Missed TensorFlow Dev Summit? Check out the video playlist. Watch recordings

tf_agents.bandits.environments.piecewise_stochastic_environment.PiecewiseStochasticEnvironment

View source on GitHub

Implements a piecewise stationary linear environment.

Inherits From: NonStationaryStochasticEnvironment

tf_agents.bandits.environments.piecewise_stochastic_environment.PiecewiseStochasticEnvironment(
    *args, **kwargs
)

Args:

  • observation_distribution: A distribution from tfp.distributions with shape [batch_size, observation_dim]. Note that the values of batch_size and observation_dim are deduced from the distribution.
  • interval_distribution: A scalar distribution from tfp.distributions. The value is casted to int64 to update the time range.
  • observation_to_reward_distribution: A distribution from tfp.distributions with shape [observation_dim, num_actions]. The value observation_dim must match the second dimension of observation_distribution.
  • additive_reward_distribution: A distribution from tfp.distributions with shape [num_actions]. This models the non-contextual behavior of the bandit.

Attributes:

  • batch_size
  • batched
  • environment_dynamics

Methods

action_spec

View source

action_spec()

Describes the specs of the Tensors expected by step(action).

action can be a single Tensor, or a nested dict, list or tuple of Tensors.

Returns:

An single TensorSpec, or a nested dict, list or tuple of TensorSpec objects, which describe the shape and dtype of each Tensor expected by step().

current_time_step

View source

current_time_step()

Returns the current TimeStep.

Returns:

A TimeStep namedtuple containing: step_type: A StepType value. reward: Reward at this time_step. discount: A discount in the range [0, 1]. observation: A Tensor, or a nested dict, list or tuple of Tensors corresponding to observation_spec().

observation_spec

View source

observation_spec()

Defines the TensorSpec of observations provided by the environment.

Returns:

A TensorSpec, or a nested dict, list or tuple of TensorSpec objects, which describe the observation.

render

View source

render()

Renders a frame from the environment.

Raises:

  • NotImplementedError: If the environment does not support rendering.

reset

View source

reset()

Resets the environment and returns the current time_step.

Returns:

A TimeStep namedtuple containing: step_type: A StepType value. reward: Reward at this time_step. discount: A discount in the range [0, 1]. observation: A Tensor, or a nested dict, list or tuple of Tensors corresponding to observation_spec().

step

View source

step(
    action
)

Steps the environment according to the action.

If the environment returned a TimeStep with StepType.LAST at the previous step, this call to step should reset the environment (note that it is expected that whoever defines this method, calls reset in this case), start a new sequence and action will be ignored.

This method will also start a new sequence if called after the environment has been constructed and reset() has not been called.
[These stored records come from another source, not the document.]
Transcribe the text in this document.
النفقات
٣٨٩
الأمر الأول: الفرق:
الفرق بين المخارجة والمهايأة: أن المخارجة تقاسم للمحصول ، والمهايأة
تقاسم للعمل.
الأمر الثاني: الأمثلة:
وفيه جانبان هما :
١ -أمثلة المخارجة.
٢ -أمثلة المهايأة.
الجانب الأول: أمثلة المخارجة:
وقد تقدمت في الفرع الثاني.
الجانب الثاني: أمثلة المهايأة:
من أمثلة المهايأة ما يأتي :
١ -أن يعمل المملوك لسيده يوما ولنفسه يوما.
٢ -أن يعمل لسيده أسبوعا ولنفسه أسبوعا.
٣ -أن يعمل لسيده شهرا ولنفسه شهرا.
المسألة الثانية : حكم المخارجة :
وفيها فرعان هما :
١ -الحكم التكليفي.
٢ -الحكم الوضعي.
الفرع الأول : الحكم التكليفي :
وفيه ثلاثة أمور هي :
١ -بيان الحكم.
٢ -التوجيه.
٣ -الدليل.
In this case action will be ignored.

Expected sequences look like:

time_step -> action -> next_time_step

The action should depend on the previous time_step for correctness.

Args:

  • action: A Tensor, or a nested dict, list or tuple of Tensors corresponding to action_spec().

Returns:

A TimeStep namedtuple containing: step_type: A StepType value. reward: Reward at this time_step. discount: A discount in the range [0, 1]. observation: A Tensor, or a nested dict, list or tuple of Tensors corresponding to observation_spec().

time_step_spec

View source

time_step_spec()

Describes the TimeStep specs of Tensors returned by step().

Returns:

A TimeStep namedtuple containing TensorSpec objects defining the Tensors returned by step(), i.e. (step_type, reward, discount, observation).